NEAT: A Neutral-Atom Transpiler for Joint Mapping and Scheduling of Syndrome Extraction Circuits

Abstract

Quantum Error Correction (QEC) demands efficient implementation of syndrome extraction circuits. However, existing compilers for neutral-atom processors largely miss the opportunity to co-optimize these circuits by exploiting both the structural properties of Quantum Error-Correcting Codes (QECCs) and the physical constraints of neutral-atom architectures. In this work, we introduce NEAT, an SMT-based compiler that jointly optimizes qubit mapping and syndrome extraction scheduling for a broad class of stabilizer-based QECCs, achieving depth-optimal execution with minimal shuttling overhead on neutral-atom platforms.

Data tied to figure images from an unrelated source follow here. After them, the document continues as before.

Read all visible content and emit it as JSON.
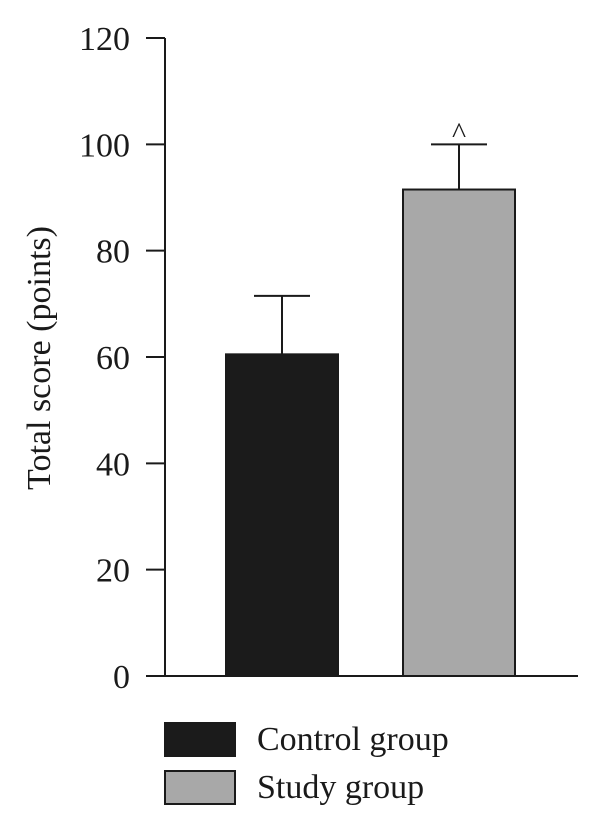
{
  "chart_data": {
    "type": "bar",
    "title": "",
    "xlabel": "",
    "ylabel": "Total score (points)",
    "ylim": [
      0,
      120
    ],
    "yticks": [
      0,
      20,
      40,
      60,
      80,
      100,
      120
    ],
    "grid": false,
    "legend_position": "bottom",
    "categories": [
      "Control group",
      "Study group"
    ],
    "values": [
      60.5,
      91.5
    ],
    "errors": [
      11,
      8.5
    ],
    "colors": [
      "#1b1b1b",
      "#a8a8a8"
    ],
    "annotations": [
      {
        "category": "Study group",
        "text": "^"
      }
    ],
    "legend": [
      {
        "label": "Control group",
        "color": "#1b1b1b"
      },
      {
        "label": "Study group",
        "color": "#a8a8a8"
      }
    ]
  }
}
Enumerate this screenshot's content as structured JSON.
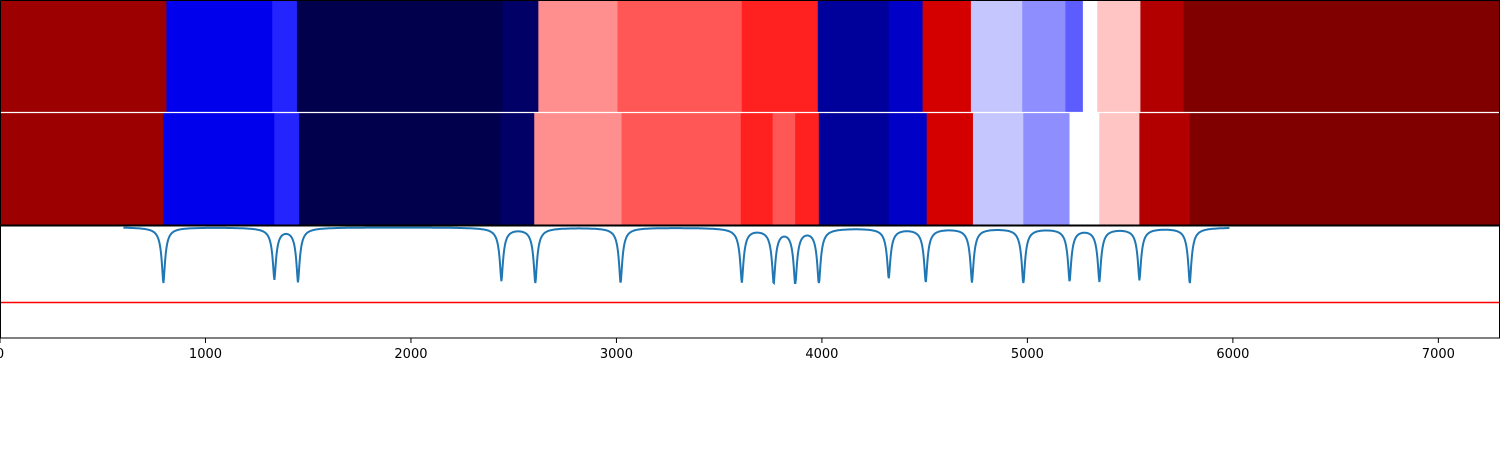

Across a wide range of QECCs, NEAT consistently achieves near-optimal circuit depth and reduces atom movement by 3x-30x compared the baseline compiler Enola. Logical-level simulations further demonstrate 2x-20x lower logical error rates under realistic hardware noise. A hierarchical symmetry-breaking formulation and relaxed parallel-motion constraints substantially improve solver scalability, yielding up to 100x speedup in compilation time. Together, these results show that NEAT produces depth-optimal, movement-efficient, and logically robust syndrome extraction schedules, while scaling effectively to large QECCs on neutral-atom hardware.